Cutting down on time to drug development, but improving the accuracy and efficiency with which we are able to optimize and test drugs, allows us to more proactively and rapidly combat future pandemics. Through this, we accept the reality of future pandemics, while preparing ourselves to respond more rapidly and protect human lives. This allows antiviral drugs to be more readily available, reduce hospitalizations and hopefully reduce the impact on pandemics on our communities.

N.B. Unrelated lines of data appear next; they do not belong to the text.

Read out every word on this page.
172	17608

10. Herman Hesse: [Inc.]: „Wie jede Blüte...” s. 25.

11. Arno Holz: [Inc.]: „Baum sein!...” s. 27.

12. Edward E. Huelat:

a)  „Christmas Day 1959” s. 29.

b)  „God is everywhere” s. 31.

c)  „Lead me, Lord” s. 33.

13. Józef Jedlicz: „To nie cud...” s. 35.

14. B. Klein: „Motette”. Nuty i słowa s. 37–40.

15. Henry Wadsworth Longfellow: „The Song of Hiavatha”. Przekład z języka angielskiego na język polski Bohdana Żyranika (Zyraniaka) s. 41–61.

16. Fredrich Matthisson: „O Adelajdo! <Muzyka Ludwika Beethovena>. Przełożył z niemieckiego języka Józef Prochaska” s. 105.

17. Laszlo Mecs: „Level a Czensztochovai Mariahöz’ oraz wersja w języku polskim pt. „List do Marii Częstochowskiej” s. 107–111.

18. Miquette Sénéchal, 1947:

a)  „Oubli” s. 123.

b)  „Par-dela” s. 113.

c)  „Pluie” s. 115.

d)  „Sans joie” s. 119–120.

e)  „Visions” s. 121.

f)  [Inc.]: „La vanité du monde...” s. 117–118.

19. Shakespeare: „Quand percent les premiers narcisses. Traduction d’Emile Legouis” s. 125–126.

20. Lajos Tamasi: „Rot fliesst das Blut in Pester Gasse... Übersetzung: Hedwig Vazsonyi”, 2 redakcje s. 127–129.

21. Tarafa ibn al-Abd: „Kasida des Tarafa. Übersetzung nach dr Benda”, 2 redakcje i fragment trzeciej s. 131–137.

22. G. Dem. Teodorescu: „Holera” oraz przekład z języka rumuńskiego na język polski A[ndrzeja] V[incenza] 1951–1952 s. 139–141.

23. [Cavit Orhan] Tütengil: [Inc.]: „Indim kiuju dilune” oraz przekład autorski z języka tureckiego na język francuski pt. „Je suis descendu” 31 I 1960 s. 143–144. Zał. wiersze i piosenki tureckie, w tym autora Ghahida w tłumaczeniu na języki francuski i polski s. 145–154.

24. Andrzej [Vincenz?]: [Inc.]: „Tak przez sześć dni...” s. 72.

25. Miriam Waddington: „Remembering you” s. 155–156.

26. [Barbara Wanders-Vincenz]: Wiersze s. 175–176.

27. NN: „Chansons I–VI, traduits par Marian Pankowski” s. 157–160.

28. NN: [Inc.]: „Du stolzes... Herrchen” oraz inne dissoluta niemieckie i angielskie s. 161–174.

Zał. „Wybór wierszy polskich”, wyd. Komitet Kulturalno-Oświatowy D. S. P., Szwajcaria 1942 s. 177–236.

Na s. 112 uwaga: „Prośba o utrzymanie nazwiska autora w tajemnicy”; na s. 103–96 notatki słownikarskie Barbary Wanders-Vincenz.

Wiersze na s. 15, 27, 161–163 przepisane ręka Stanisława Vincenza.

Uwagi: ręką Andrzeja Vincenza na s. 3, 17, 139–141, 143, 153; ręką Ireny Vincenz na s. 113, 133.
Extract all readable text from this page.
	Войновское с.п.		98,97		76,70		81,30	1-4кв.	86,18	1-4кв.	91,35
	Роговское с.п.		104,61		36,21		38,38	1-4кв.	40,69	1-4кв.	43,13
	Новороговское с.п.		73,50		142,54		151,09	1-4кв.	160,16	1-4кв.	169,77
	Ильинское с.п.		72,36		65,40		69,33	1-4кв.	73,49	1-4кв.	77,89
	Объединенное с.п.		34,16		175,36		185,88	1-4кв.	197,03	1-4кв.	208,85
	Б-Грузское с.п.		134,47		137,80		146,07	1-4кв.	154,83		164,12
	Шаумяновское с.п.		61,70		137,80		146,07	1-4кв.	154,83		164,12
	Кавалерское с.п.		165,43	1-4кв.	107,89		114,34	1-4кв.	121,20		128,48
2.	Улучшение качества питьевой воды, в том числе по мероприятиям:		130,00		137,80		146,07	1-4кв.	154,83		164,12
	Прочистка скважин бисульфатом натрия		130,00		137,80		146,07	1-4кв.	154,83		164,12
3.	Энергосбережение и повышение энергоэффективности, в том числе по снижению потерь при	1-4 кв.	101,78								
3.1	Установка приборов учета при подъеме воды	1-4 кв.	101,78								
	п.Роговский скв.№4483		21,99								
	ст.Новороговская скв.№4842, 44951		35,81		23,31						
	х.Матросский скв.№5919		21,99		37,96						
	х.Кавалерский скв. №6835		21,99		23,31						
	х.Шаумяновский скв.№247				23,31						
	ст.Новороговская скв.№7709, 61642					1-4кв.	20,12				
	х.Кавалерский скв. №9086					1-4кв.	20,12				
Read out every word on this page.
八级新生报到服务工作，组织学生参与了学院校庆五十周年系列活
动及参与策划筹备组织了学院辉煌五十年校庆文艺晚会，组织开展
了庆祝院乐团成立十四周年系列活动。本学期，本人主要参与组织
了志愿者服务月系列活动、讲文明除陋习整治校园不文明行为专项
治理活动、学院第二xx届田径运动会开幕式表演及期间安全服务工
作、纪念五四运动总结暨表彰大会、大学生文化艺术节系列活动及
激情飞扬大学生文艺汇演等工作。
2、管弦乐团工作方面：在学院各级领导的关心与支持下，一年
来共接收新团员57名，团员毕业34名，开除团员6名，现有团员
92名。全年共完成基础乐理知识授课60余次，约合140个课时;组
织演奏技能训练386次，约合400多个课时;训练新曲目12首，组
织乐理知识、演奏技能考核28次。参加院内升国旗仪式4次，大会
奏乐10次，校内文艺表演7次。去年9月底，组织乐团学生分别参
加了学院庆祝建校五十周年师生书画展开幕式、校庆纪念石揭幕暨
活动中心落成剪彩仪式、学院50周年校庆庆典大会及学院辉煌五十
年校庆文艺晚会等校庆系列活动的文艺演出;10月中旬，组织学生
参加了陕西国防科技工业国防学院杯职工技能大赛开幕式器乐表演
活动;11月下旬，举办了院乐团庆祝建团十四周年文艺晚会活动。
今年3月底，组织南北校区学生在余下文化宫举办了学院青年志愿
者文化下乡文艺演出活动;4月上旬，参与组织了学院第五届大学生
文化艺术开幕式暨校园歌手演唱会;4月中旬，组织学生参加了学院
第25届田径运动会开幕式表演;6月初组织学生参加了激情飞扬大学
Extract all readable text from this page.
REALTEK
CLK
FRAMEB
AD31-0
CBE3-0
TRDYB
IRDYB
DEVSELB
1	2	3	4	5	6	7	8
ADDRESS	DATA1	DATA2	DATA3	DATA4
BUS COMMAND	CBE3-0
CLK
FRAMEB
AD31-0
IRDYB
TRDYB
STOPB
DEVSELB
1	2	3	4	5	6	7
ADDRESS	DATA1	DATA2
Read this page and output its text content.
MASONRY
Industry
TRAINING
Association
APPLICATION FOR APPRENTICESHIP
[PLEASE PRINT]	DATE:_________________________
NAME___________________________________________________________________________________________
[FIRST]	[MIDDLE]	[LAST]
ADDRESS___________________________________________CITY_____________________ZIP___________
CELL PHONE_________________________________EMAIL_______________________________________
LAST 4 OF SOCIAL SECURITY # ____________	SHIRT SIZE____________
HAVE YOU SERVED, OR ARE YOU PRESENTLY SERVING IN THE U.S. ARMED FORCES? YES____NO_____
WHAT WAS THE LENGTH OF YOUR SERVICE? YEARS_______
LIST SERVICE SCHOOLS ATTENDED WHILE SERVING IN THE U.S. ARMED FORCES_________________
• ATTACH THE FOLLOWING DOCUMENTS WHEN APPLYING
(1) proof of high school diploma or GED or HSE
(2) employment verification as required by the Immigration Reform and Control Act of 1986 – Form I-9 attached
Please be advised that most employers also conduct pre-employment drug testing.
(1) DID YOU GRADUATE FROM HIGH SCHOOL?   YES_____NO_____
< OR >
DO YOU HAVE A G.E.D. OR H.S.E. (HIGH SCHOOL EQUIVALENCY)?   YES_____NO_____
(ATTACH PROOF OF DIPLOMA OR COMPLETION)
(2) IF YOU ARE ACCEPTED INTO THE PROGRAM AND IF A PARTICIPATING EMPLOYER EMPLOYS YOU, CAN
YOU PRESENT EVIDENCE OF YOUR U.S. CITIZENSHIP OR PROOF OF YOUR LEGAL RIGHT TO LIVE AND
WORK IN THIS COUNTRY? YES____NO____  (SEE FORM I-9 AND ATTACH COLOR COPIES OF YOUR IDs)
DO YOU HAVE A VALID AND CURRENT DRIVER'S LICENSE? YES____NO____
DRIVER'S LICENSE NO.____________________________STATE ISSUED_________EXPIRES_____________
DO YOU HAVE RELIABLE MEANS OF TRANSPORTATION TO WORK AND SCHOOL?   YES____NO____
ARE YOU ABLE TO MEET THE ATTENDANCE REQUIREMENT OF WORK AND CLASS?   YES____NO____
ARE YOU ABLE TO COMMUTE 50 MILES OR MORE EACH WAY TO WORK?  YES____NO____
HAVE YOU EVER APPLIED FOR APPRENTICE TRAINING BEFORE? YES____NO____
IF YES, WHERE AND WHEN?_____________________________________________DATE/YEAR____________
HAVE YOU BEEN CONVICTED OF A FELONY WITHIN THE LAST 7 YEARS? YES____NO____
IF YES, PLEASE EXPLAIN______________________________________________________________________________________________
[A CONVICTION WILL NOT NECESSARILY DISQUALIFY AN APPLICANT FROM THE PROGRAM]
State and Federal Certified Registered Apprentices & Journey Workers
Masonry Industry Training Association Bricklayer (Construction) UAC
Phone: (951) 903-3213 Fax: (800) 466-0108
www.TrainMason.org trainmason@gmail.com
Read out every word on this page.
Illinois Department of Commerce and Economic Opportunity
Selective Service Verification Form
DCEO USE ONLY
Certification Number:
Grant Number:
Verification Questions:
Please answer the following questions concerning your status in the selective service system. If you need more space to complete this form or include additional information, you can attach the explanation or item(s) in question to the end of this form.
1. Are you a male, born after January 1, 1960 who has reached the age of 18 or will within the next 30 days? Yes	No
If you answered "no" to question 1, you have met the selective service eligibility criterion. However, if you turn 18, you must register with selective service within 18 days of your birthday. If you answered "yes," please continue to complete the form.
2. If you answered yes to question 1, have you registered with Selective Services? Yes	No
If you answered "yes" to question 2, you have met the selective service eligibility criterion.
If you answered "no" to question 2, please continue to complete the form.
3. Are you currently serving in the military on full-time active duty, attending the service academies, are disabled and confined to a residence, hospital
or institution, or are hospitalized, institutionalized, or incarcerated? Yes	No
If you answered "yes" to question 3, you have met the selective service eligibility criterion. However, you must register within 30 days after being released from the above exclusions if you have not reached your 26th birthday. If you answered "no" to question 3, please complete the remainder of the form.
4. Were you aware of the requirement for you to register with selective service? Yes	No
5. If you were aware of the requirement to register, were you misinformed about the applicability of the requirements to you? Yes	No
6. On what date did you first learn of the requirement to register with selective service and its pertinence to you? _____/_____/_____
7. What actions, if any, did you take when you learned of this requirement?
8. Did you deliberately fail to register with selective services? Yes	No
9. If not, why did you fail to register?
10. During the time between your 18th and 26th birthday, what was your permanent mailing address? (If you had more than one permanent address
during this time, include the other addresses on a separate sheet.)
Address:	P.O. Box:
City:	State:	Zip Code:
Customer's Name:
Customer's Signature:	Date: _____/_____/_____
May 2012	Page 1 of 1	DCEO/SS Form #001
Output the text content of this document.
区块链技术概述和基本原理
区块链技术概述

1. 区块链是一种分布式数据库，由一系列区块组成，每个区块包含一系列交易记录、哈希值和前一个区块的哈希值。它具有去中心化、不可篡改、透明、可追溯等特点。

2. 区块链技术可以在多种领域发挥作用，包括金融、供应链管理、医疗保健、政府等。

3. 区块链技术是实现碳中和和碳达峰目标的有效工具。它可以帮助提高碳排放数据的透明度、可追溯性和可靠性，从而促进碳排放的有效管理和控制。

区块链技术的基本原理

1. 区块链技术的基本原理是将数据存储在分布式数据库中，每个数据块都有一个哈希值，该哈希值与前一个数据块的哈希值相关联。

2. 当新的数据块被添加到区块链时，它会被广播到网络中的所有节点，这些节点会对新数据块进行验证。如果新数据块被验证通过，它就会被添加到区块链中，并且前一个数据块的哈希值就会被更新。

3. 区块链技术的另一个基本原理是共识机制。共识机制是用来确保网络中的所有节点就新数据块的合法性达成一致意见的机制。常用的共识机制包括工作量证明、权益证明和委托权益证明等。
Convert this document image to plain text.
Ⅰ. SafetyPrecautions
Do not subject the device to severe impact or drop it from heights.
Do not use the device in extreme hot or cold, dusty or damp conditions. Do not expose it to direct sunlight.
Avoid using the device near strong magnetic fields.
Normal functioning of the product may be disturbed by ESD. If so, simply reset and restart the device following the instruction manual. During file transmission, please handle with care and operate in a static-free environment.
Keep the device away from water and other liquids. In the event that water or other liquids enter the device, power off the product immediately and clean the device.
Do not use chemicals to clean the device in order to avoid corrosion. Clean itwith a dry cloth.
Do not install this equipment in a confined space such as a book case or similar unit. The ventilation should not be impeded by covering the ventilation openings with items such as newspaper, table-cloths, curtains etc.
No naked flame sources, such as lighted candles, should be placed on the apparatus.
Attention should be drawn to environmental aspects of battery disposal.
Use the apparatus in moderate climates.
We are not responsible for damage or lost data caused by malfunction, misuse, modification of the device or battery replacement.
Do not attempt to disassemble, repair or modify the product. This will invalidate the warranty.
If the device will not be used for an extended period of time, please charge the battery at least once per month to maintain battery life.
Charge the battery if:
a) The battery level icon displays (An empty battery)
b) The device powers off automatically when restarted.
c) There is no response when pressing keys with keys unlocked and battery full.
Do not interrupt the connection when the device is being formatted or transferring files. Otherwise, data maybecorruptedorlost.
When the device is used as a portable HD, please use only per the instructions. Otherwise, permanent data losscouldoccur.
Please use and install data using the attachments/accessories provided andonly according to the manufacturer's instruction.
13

Kyra Schwartz | Stigma and Intimate Partner Violence as Barriers to PrEP and Family Planning Usage in Kenya

HIV poses a profound threat to public health, especially in Eastern and Southern Africa. In 2024, the WHO estimated that over 650,000 people died from HIV-related causes and over 1,300,000 people acquired HIV infections. Of these new cases, 50 percent occurred in Africa, with a higher incidence among females than males. Kisumu, Kenya is particularly burdened by the HIV epidemic. Despite relatively widespread availability, Kisumu still has low uptake of HIV prevention services such as pre-exposure prophylaxis (PrEP), especially in young women and girls who are at high risk of acquiring HIV. Social factors can profoundly influence the effectiveness of medical interventions, yet they are often overlooked.

Our project investigates social barriers to PrEP and Family Planning (FP) initiation and adherence in young women and girls in Kisumu. We found that various forms of stigma and intimate partner violence (IPV) are the primary reasons cited for neglecting or discontinuing use, followed by fear, misinformation and lack of awareness. This informs future PrEP and FP design needs, as well as the development of local education and outreach programs for clinics and communities.

This work brings together knowledge and ideology from the health and social sciences to provide a foundation for holistically addressing disparate health crises. Our results underscore the significant influence that social factors exert on health outcomes and can inform future research and initiatives aimed at improving global health equity.